The airport's departures board was filled almost back-to-back with flights to destinations in the US. Some travelers wondered if this was a window of opportunity to see loved ones before another COVID-19 wave in Europe shut them off from the world again.
One traveler, Maxime Barei, told CNN he was on his way to visit his two children in Los Angeles where they are studying. It's the first time he's been able to go to the US in two years. "We can call it freedom," Barei said, adding "I hope it continues." Amid the uncertainty over another wave in Europe, he said: "I don't know if the borders will be closed again another time."
Another woman, Maria Giribet Caldentey, was also headed to California to see her twin grandchildren, after already postponing the trip once before due to border closures. "I'm leaving the first day they will allow me to leave ... I've got butterflies," she said. It's the first time Caldentey has traveled alone, after her husband died last year, and she admitting to having a few nerves around the trip. But mostly she was relieved to finally be going on a journey she's been "dreaming of since July."
Many European airlines -- including Lufthansa, Virgin Atlantic, Swiss Air and British Airways -- reported full or nearly full flights on the first day the US reopened to vaccinated international travelers.
British Airways and Virgin Atlantic celebrated the easing of restrictions with a dual take-off of their first flights from Heathrow airport in London to JFK airport in New York. Air France said it would increase its capacity after the US announcement led to a significant increase in bookings, particularly on routes to New York, Miami and Los Angeles over the Christmas holiday period.
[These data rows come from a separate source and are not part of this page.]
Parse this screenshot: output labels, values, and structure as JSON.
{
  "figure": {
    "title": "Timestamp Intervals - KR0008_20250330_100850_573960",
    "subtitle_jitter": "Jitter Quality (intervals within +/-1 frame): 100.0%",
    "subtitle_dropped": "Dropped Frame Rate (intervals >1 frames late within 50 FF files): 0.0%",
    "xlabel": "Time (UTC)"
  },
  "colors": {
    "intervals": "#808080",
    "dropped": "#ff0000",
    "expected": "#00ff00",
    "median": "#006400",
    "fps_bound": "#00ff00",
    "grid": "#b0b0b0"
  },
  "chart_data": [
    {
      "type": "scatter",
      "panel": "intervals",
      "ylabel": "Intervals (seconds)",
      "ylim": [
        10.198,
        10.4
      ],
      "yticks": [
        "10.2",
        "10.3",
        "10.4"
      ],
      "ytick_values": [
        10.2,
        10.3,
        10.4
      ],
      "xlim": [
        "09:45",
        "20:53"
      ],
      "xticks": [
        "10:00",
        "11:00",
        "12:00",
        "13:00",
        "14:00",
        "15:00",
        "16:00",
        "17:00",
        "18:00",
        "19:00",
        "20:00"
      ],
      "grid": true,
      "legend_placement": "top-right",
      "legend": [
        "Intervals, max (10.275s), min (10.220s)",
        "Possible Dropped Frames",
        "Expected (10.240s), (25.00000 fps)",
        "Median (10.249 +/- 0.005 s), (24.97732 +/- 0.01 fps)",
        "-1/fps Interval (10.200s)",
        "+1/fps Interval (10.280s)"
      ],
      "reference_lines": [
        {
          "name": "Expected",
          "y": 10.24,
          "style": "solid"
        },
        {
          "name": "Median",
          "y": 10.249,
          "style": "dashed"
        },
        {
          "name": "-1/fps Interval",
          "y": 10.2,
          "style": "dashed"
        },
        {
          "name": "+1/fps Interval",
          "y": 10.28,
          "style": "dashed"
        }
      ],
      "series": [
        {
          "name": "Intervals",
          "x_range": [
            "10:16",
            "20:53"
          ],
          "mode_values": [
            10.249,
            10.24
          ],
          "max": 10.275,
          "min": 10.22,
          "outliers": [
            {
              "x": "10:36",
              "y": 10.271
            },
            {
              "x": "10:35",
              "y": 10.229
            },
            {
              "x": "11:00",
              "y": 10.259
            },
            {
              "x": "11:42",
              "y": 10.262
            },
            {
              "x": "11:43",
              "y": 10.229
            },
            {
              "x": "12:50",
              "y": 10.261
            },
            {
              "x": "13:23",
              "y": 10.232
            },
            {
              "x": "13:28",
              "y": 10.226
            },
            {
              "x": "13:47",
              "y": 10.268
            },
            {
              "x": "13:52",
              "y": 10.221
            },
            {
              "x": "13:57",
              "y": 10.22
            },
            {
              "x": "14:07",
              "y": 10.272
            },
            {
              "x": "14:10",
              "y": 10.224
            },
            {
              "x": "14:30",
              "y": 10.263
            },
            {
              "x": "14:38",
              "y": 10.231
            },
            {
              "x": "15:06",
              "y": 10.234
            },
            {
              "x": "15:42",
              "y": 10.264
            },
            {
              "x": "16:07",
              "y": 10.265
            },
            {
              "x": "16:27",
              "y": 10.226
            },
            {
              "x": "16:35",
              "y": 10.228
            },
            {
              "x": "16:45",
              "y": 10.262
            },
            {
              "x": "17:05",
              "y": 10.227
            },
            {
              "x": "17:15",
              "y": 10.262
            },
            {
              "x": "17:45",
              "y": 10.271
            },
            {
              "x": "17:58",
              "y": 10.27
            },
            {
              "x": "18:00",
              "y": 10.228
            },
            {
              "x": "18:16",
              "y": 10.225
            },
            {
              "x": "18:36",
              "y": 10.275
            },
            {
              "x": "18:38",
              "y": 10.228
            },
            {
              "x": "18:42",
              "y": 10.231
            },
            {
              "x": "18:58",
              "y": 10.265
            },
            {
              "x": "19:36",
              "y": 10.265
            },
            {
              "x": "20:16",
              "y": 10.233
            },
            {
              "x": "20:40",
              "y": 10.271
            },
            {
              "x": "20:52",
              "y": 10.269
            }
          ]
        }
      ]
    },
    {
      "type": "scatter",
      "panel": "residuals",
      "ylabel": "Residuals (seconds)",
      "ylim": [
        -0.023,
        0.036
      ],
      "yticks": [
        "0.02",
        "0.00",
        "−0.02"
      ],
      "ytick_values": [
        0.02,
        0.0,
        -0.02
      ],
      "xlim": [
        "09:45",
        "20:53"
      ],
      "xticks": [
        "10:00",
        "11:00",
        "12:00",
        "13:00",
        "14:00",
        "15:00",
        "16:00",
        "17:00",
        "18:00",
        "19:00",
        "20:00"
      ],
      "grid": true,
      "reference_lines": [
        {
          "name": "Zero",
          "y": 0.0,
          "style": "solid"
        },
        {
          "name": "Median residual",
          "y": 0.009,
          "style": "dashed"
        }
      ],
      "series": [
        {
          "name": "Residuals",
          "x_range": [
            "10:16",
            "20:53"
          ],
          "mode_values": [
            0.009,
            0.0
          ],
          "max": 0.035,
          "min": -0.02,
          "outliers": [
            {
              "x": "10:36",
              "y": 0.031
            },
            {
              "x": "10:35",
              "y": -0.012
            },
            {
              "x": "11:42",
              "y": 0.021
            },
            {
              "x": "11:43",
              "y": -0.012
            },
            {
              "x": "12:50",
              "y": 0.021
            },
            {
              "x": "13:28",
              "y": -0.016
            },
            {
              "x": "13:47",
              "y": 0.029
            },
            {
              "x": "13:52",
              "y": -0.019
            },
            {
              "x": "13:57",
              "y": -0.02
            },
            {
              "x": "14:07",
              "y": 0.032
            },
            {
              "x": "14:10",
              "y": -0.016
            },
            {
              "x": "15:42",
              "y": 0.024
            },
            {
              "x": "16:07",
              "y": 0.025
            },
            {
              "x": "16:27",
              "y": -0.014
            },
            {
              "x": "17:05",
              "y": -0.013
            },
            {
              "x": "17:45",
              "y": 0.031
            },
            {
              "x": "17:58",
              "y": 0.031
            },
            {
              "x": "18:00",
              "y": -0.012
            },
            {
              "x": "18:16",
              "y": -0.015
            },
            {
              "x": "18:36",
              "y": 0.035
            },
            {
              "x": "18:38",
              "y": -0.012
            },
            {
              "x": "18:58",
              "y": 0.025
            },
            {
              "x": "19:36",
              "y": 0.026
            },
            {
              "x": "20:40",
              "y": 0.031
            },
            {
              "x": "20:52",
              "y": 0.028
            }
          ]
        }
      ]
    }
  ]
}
"After an unprecedented 18 month closure, today we celebrate the reopening of the US to the nearly 76% of the adult EU population who have since been vaccinated against COVID-19. Europe's airlines look forward to reuniting families and friends who have been separated for far too long," Europe's largest airline association, Airlines 4 Europe, said in a statement:
'Good for the economy, good for the people'
Meanwhile in some parts of Europe, experts have expressed concern that further rises in infections, coupled with seasonal winter colds, could place health care workers under unmanageable pressure through Christmas and in the New Year.
On Monday, Germany's daily COVID-19 infection rate climbed to 201.1 cases per 100,000 people, its highest since the start of the pandemic, according to the country's Robert Koch Institute of infectious diseases (RKI). In some eastern states, like Saxony and Thuringia, the incident rate was more than double that at over 400.
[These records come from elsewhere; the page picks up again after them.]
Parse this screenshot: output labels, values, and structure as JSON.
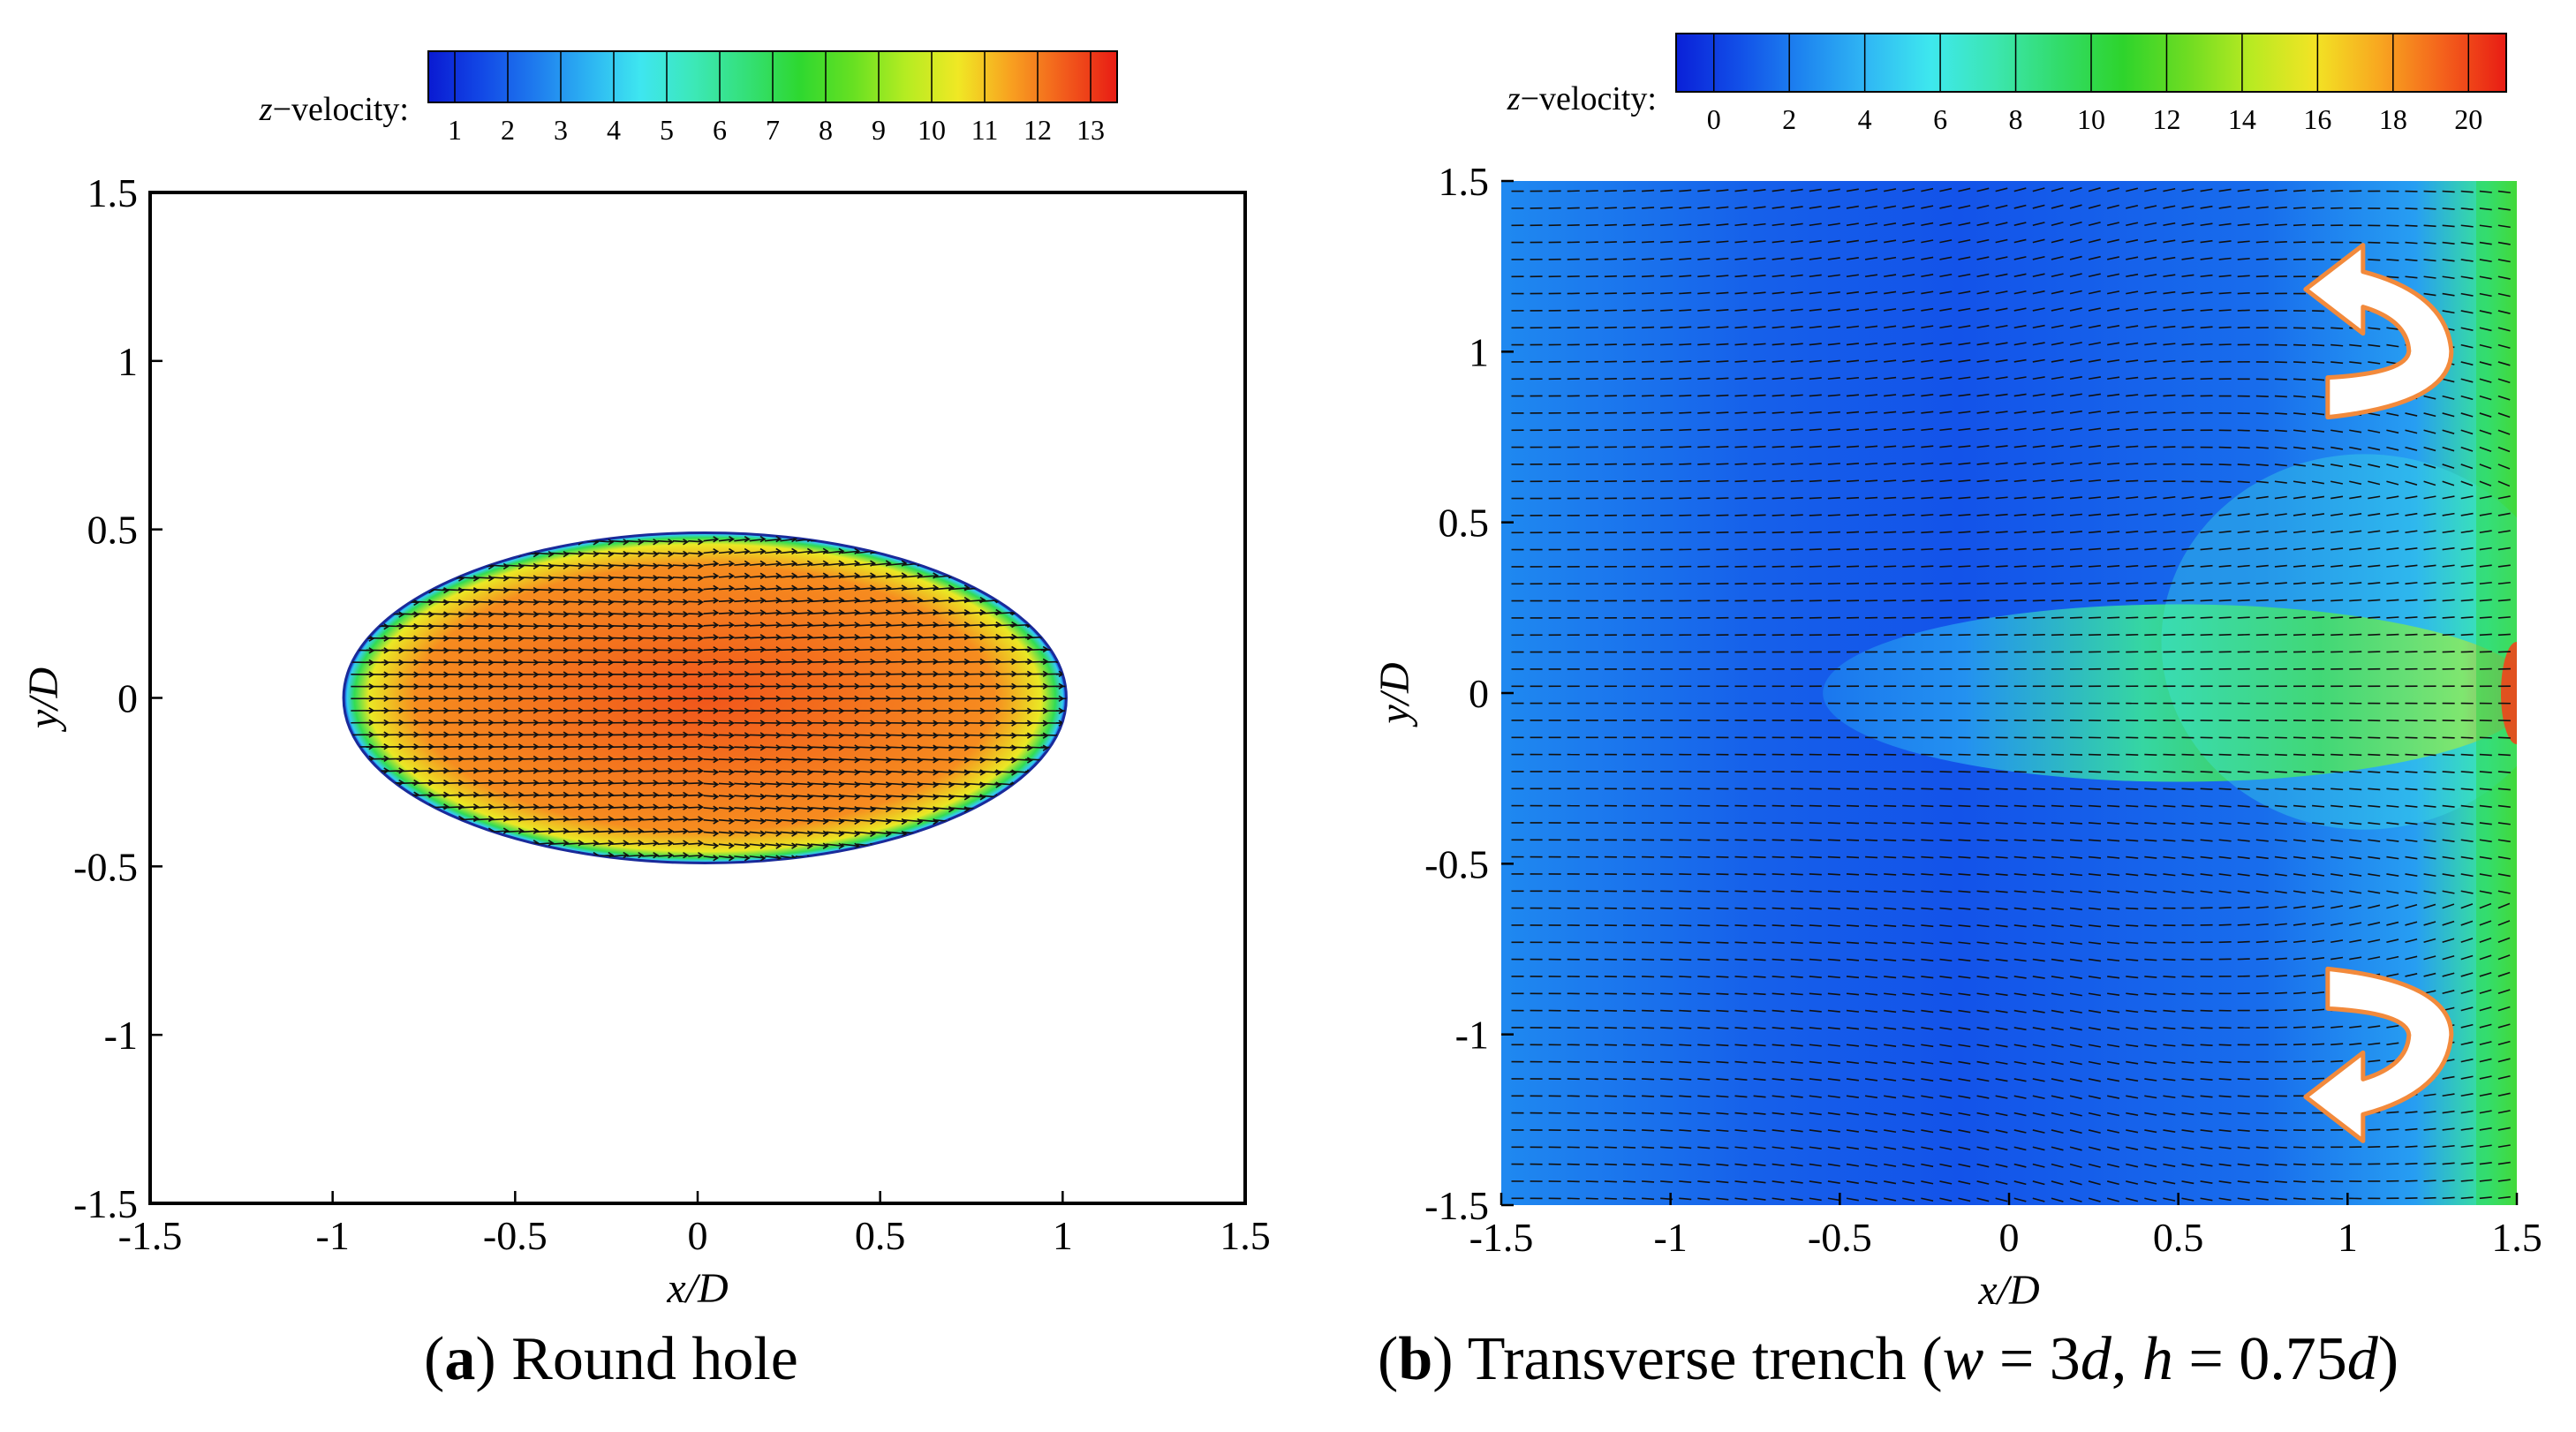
{
  "chart_data": [
    {
      "type": "heatmap",
      "panel_label": "a",
      "caption": "Round hole",
      "xlabel": "x/D",
      "ylabel": "y/D",
      "xlim": [
        -1.5,
        1.5
      ],
      "ylim": [
        -1.5,
        1.5
      ],
      "x_ticks": [
        -1.5,
        -1,
        -0.5,
        0,
        0.5,
        1,
        1.5
      ],
      "y_ticks": [
        -1.5,
        -1,
        -0.5,
        0,
        0.5,
        1,
        1.5
      ],
      "x_tick_labels": [
        "-1.5",
        "-1",
        "-0.5",
        "0",
        "0.5",
        "1",
        "1.5"
      ],
      "y_tick_labels": [
        "-1.5",
        "-1",
        "-0.5",
        "0",
        "0.5",
        "1",
        "1.5"
      ],
      "colorbar": {
        "label_var": "z",
        "label_rest": "−velocity:",
        "ticks": [
          1,
          2,
          3,
          4,
          5,
          6,
          7,
          8,
          9,
          10,
          11,
          12,
          13
        ],
        "tick_labels": [
          "1",
          "2",
          "3",
          "4",
          "5",
          "6",
          "7",
          "8",
          "9",
          "10",
          "11",
          "12",
          "13"
        ],
        "range": [
          0.5,
          13.5
        ],
        "colors": [
          "#0a1ad2",
          "#1248e6",
          "#1e7aee",
          "#2cb2f2",
          "#3ee6f0",
          "#3ce8b8",
          "#34e078",
          "#2ed830",
          "#66e022",
          "#b4ec22",
          "#f0e824",
          "#f8a020",
          "#f25c1c",
          "#e81c14"
        ]
      },
      "jet_region": {
        "shape": "ellipse",
        "center": [
          0.02,
          0
        ],
        "semi_axes": [
          0.99,
          0.49
        ],
        "core_value": 12.6,
        "edge_value": 1
      },
      "vectors": "velocity field arrows inside the ellipse"
    },
    {
      "type": "heatmap",
      "panel_label": "b",
      "caption_main": "Transverse trench (",
      "caption_w": "w",
      "caption_w_eq": " = 3",
      "caption_d1": "d",
      "caption_sep": ", ",
      "caption_h": "h",
      "caption_h_eq": " = 0.75",
      "caption_d2": "d",
      "caption_close": ")",
      "xlabel": "x/D",
      "ylabel": "y/D",
      "xlim": [
        -1.5,
        1.5
      ],
      "ylim": [
        -1.5,
        1.5
      ],
      "x_ticks": [
        -1.5,
        -1,
        -0.5,
        0,
        0.5,
        1,
        1.5
      ],
      "y_ticks": [
        -1.5,
        -1,
        -0.5,
        0,
        0.5,
        1,
        1.5
      ],
      "x_tick_labels": [
        "-1.5",
        "-1",
        "-0.5",
        "0",
        "0.5",
        "1",
        "1.5"
      ],
      "y_tick_labels": [
        "-1.5",
        "-1",
        "-0.5",
        "0",
        "0.5",
        "1",
        "1.5"
      ],
      "colorbar": {
        "label_var": "z",
        "label_rest": "−velocity:",
        "ticks": [
          0,
          2,
          4,
          6,
          8,
          10,
          12,
          14,
          16,
          18,
          20
        ],
        "tick_labels": [
          "0",
          "2",
          "4",
          "6",
          "8",
          "10",
          "12",
          "14",
          "16",
          "18",
          "20"
        ],
        "range": [
          -1,
          21
        ],
        "colors": [
          "#0a20d8",
          "#1250e8",
          "#1e86f0",
          "#30b8f4",
          "#3ee8ee",
          "#3ce6b0",
          "#32dc6a",
          "#2ed42c",
          "#6edc22",
          "#b8ea22",
          "#f2e424",
          "#f8a820",
          "#f4621c",
          "#e81c14"
        ]
      },
      "annotations": [
        "upper curved arrow (outward to +y)",
        "lower curved arrow (outward to -y)"
      ],
      "vectors": "velocity field arrows over full domain"
    }
  ]
}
However there was little mention of rising cases from German politicians who welcomed the US travel reopenings Monday, with the Minister of Economics and Technology, Peter Altmaier, welcoming the move in a statement, saying it was "good for our transatlantic relations, good for the economy and good for people."
So far, almost 80% of the adult German population has been fully vaccinated, a slightly lower figure than other major EU countries like France, Spain and Italy, according to the European Center for Disease Control (ECDC). But the rollout has been extremely unequal across the bloc; on the other side, Romania and Bulgaria have fully vaccinated only 40% and 27% of their adults, respectively.
Elsewhere, the UK has been enduring a stubborn streak of new infections since the end of the summer, but has resisted implementing measures like mask mandates or vaccine passes which have become commonplace across Europe.
The US has suffered its own devastating COVID-19 toll, recording more than 46 million cases and over 754,400 deaths, the highest worldwide, according to the John Hopkins University. More recently, COVID-19 deaths and hospitalizations have been dropping nationally, though there have been regional spikes.
Earlier this month the world passed the grim milestone of 5 million COVID-19 deaths since the beginning of the pandemic -- a mark the UN Secretary-General Antonio Guterres called "a painful new threshold."